Rain finished shooting her roll of film, rewound it, and popped it out of the camera. Alix didn’t look happy.
“Issues and agendas are created for all sorts of reasons,” Dar offered, clearly trying to calm the waters. “You have to look at their motives. Most SDS members aren’t from the working class. They aren’t oppressed. They aren’t even poor.”
“Like us,” Alix said.
“Well . . . ” Dar hesitated, as if the answer was obvious.
“Are you saying it would be better if we’d been born poor?”
“Not necessarily. When you have an organization with factions splitting off in different directions, there can be a vacuum of leadership. No matter where you come from.” He paused. “They didn’t coin the term ‘divide and conquer’ for nothing.”
“Like what the FBI is doing to us,” Teddy said.
“It’s not just them,” Dar said. “We’re starting to do it to ourselves.”
“What do you expect, man?” Payton shook his head. “You can’t just wish change. Or pray for it. Someone has to take a stand.”
“Dar was arrested twice at the convention,” Casey said. “I think that’s taking a stand. What about you?”
“Just because the pigs didn’t get me doesn’t mean I’m not committed.” He looked around. “Do I have to be a martyr like Gantner?”
“No one’s attacking you, Payton,” Dar said peaceably. “All I’m saying is that this might be a good time for me to shift gears.”
“You’re gonna do a Timothy Leary? Just drop out?”
Dar started back toward the front door. The others followed. “Actually, Alix has convinced me I’ve been neglecting my spiritual side. I’m going to India.”
Payton rolled his eyes. Teddy looked shocked.
“What the fuck’s in India?” Payton asked.
“Maharishi Mahesh Yogi,” Dar said.
“The dude the Beatles went to see?” Teddy asked.

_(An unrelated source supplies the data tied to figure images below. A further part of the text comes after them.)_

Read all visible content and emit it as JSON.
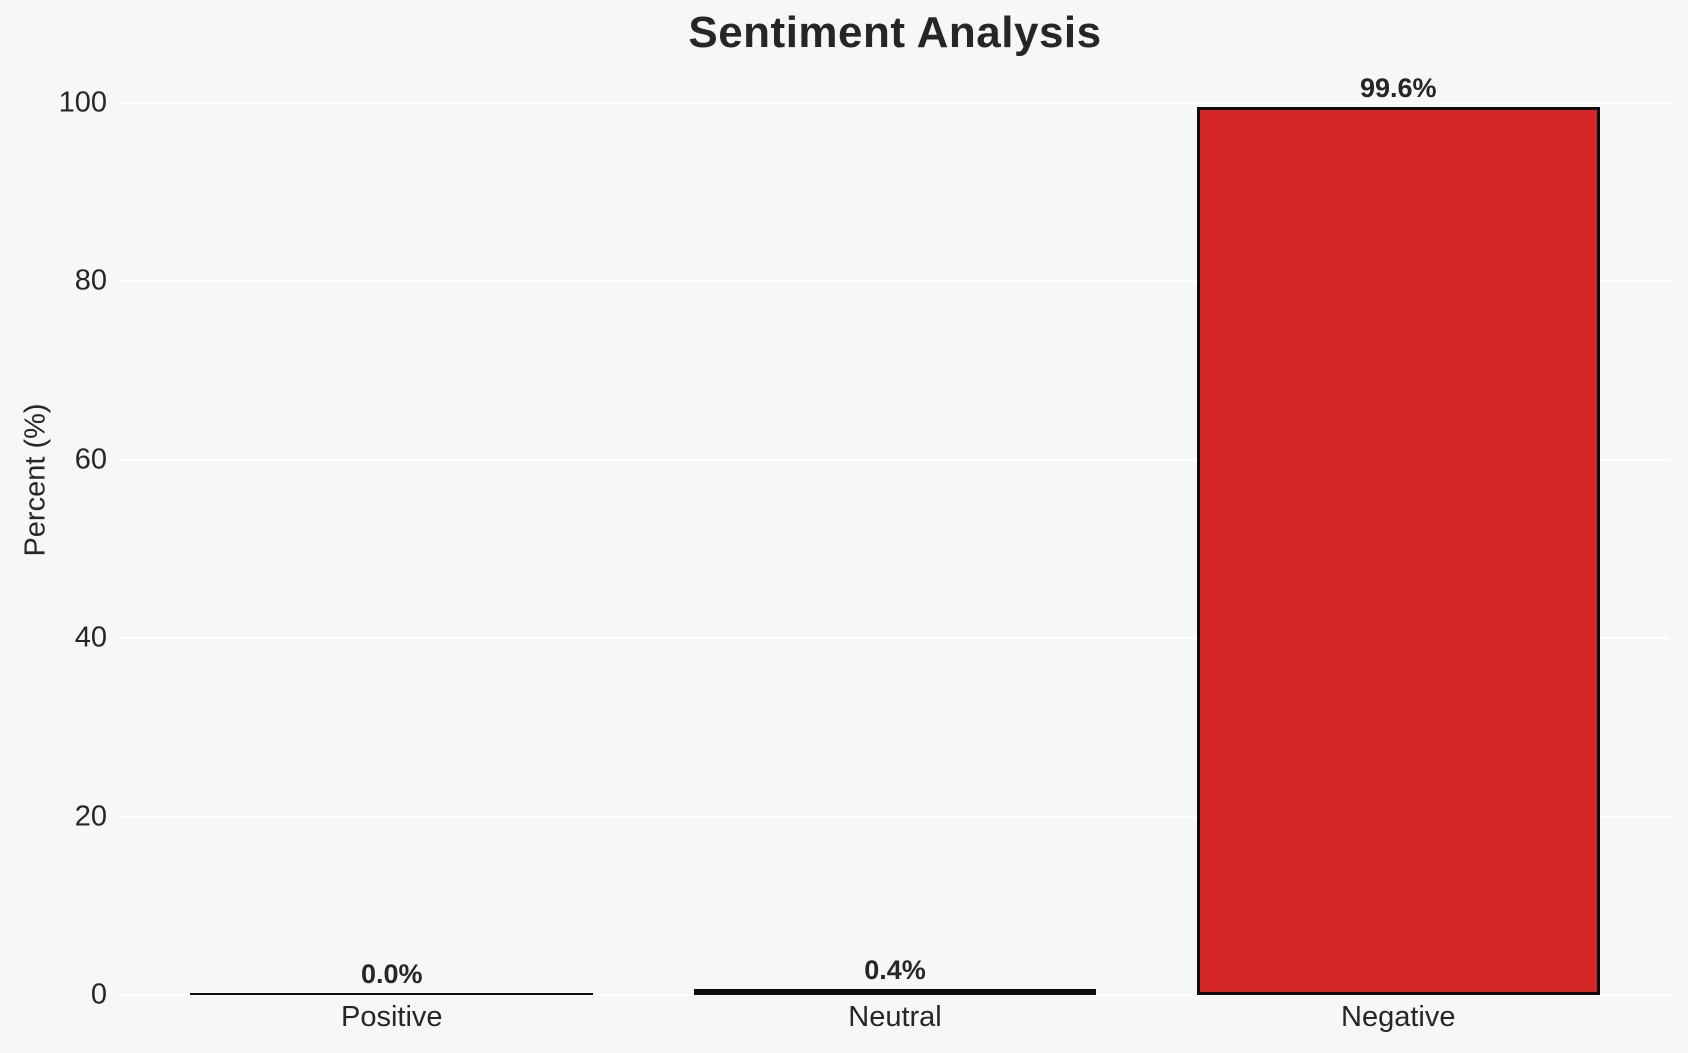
{
  "chart_data": {
    "type": "bar",
    "title": "Sentiment Analysis",
    "xlabel": "",
    "ylabel": "Percent (%)",
    "categories": [
      "Positive",
      "Neutral",
      "Negative"
    ],
    "values": [
      0.0,
      0.4,
      99.6
    ],
    "bar_labels": [
      "0.0%",
      "0.4%",
      "99.6%"
    ],
    "yticks": [
      0,
      20,
      40,
      60,
      80,
      100
    ],
    "ytick_labels": [
      "0",
      "20",
      "40",
      "60",
      "80",
      "100"
    ],
    "ylim": [
      0,
      100
    ],
    "grid": "horizontal",
    "legend": "none",
    "colors": {
      "background": "#f7f7f7",
      "gridline": "#ffffff",
      "text": "#262626",
      "negative_bar_fill": "#d62728",
      "bar_edge": "#0d0d0d"
    }
  }
}
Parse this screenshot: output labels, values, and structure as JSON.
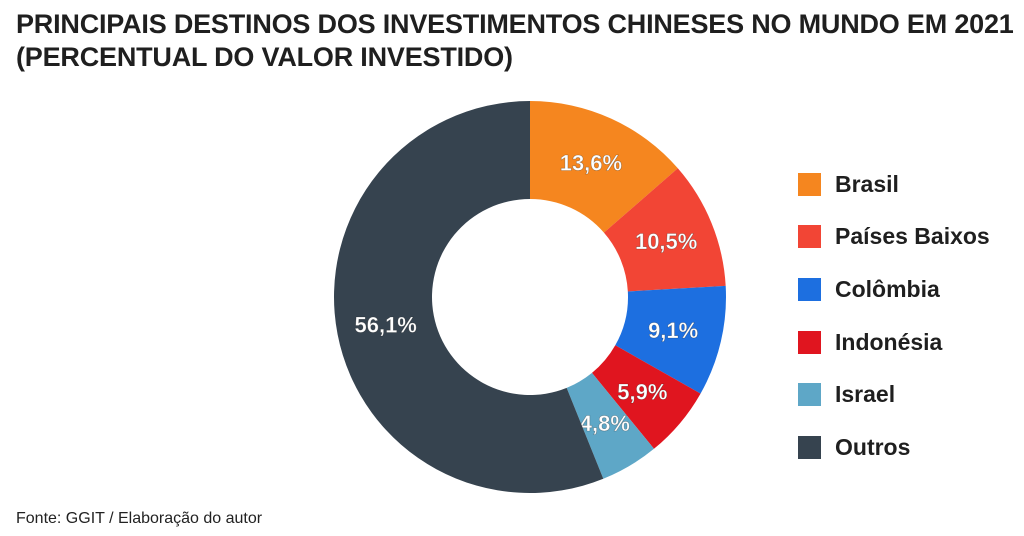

“He teaches transcendental meditation. Which is supposed to help you achieve a higher level of consciousness, creativity, and energy.” Dar smiled at Payton. “How about you, Payton? Want to come with?”
“I have all the consciousness I need. I don’t have the time—or the bread.” Payton frowned. “Hey. How can you afford it?”
“I’m lending him the money,” Alix said quietly.
Payton looked at Casey, then Dar. He started to say something, then stopped.
“Is she going too?” Teddy asked.
Dar shook his head.
“Well, you can’t go alone,” Casey said. “I’ll go with you.”
“You?” The surprise in Payton’s voice was genuine. “You’re about as spiritual as Teddy’s tennis racket.”
“There’s always a first time,” Casey said. “You’ve got enough commitment for the rest of us, anyway.” He turned to Rain. “What about you?”
“Actually, I think Payton’s right. There is work to be done here. I met some people who work for
The Seed
.” She held up her camera. “I’m gonna be their photographer.”
“What about you, Mr. Markham from Madison?” Casey asked.
Teddy scratched his cheek with his little finger, an oddly feminine gesture, Rain thought. “I think I’ll help Payton mobilize the Black Panthers.”